Westpac on the Budget.

NAB on the Budget.

COMMSEC on the Budget.

PWC on tax implications.

KPMG on business implications.

JP Morgan on market implications.

Enjoy!

Comments

  1. KPMG have also done an analysis here:

    http://www.kpmg.com/AU/en/IssuesAndInsights/ArticlesPublications/federal-budget/Documents/budget-2014-brief.pdf

    Page 4 notes “The introduction of the Temporary Budget Repair Levy takes Australia’s top marginal rate to 49 percent. This will make tax effective strategies including negative gearing more attractive”.

    So more speculation and use of tax concessions/loopholes is where we are heading….fantastic, good job Joe!

    • “Page 4 notes “The introduction of the Temporary Budget Repair Levy takes Australia’s top marginal rate to 49 percent. This will make tax effective strategies including negative gearing more attractive”.”

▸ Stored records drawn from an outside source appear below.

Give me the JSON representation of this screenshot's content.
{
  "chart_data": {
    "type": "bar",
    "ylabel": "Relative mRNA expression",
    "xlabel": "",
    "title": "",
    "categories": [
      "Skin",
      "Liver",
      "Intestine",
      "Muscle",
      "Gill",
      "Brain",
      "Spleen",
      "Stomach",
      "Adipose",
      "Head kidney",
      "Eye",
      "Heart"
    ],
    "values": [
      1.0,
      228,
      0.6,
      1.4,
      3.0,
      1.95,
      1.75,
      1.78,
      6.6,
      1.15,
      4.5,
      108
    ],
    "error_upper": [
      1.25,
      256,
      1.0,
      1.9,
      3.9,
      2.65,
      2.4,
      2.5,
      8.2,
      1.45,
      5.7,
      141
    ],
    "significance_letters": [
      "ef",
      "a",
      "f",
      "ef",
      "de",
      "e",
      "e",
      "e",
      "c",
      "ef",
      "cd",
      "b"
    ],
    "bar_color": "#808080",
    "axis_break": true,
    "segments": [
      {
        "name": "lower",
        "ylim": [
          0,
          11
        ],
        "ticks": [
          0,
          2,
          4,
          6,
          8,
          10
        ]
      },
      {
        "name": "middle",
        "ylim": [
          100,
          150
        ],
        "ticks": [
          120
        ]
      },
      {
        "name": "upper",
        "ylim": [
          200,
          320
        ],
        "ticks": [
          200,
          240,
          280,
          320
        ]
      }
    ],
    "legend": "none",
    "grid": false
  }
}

      Company that sells tax minimisation advice recommends tax minimisation. News at 11.

  2. Do any of them deal with the massive increase in the trust deficit?

    Westpac shows that we have been fed more lies since the election about a budget crisis.

    They totally undermines the whole dea of a budget crisis:
    “The Commonwealth Government’s net debt position remains extremely manageable. Net debt is forecast to rise from 10.0% of GDP in 2012/13 to 14.6% of GDP in 2016/17; it then narrows to 14.0% of GDP in 2017/18.”

  3. Seems like commentariat/market are underestimating the negative effect on growth this budget is likely to have.

    This could easily turn out to have the same effect as an austerity budget. Reason is: the household saving ratio. The young and lower income earners are going to take the biggest hit to their disposable income. But these are today’s debtors, those with the highest propensity to consume. It doesn’t seem well thought out from a macro view point at all.